Finding agreement points across large cultural demographics requires keen judgment today. A verse almost every human being benefits from remembering is Luke 6:41, “Why do you look at the speak of sawdust in your brother’s eye and pay no attention to the plank in your own eye?” We need more Grace! We see everything wrong with other people but want a free pass every time we fall short. Grace is vanishing from society. Absent from our homes, schools, and work environments; athletic arenas, and roadways; grace has disappeared! (The next several posts will look at rediscovering grace in these places.)
Recently a long-time youth worker friend described his youth group challenge. He found success for several years growing teen disciples by guiding them through the Christian Endeavor tenets, specifically the pledge and practices. These teens graduated and a new student core emerged. About twenty teens normally appear at the church’s weekly youth gathering. He diligently instructed the teens on the C.E. pledge and practices. This group’s defeated reaction toward the pledge over months of training confused him. Why was something so successful with one group having trouble getting off the ground with new students. As I asked questions about the teens, I learned the previous group had been primarily from families connected to the church. Both mother and father lived in most of their homes. Eighteen of the twenty new teens came from divorced homes who were also not “church kids” but came from the surrounding community.
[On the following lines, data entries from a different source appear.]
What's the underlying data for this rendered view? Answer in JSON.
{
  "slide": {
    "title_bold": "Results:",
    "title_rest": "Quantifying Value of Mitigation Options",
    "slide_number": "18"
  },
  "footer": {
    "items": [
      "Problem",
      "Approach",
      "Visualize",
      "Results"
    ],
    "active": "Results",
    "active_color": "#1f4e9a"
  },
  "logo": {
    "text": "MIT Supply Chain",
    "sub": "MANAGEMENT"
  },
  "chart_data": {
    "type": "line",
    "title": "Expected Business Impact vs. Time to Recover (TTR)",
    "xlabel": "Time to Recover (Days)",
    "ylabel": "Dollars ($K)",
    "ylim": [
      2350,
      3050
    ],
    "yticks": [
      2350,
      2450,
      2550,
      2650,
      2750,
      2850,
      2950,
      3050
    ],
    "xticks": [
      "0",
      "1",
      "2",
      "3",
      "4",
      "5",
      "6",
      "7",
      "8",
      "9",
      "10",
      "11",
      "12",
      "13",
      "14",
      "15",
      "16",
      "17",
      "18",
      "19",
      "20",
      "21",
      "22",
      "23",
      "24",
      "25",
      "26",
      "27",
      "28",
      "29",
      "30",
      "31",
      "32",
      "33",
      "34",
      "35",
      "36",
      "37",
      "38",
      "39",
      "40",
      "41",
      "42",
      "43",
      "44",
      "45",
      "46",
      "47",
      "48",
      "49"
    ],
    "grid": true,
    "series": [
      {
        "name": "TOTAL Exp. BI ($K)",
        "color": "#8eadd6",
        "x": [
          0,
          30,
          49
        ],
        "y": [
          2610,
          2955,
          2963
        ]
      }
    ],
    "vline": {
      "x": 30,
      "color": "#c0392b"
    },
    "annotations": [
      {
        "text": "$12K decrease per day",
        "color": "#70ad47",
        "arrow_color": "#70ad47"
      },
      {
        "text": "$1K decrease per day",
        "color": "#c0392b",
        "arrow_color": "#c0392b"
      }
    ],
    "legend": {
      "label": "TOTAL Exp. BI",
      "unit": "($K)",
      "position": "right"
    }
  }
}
After processing this we realized grace was one reason the C.E. approach stalled. Grace was missing from the new student equation! The previous teens heard the C.E. practices “Pray, Study, Serve, Share, Worship” and accepted a challenge to grow closer to God. The new teens heard the same words and recoiled feeling weighted down by authority and unrealistic expectations. In essence, the first group saw opportunity where the second group experienced what I am calling the vanishing grace syndrome (VGS). The C.E. practices are only what God asks of all believers, so how do we prepare youth for lives as Christ’s disciples?
Traditional youth ministry practices use events and periodic gospel presentations to reach teenagers. Teens with VGS may attend events and listen to “the sinner’s prayer”, but what they are really longing for is authentic relationships over time. They need to absorb the gospel bit by bit gradually moving toward a place where they are prepared to hear more. This will be a place where they are encouraged to “Pray, Study, Serve, Share, and Worship.” Instead of recoiling from something that feels legalistic and wreaking with authoritative overtones, they will embrace a path toward intimacy with the God they are beginning to know.
So in the end youth workers, parents and pastors: reaching many VGS teens (and increasingly many adults are in this camp as well) requires patiently modeling the very grace people do not understand. Then what seems to have vanished, through Holy Spirit power, may become visible to them.
By the way, Christian Endeavor begins its work on the new resource “Grace Encounters” in 2017. Helping people guide VGS teens to embrace grace and take steps toward intimacy with Christ.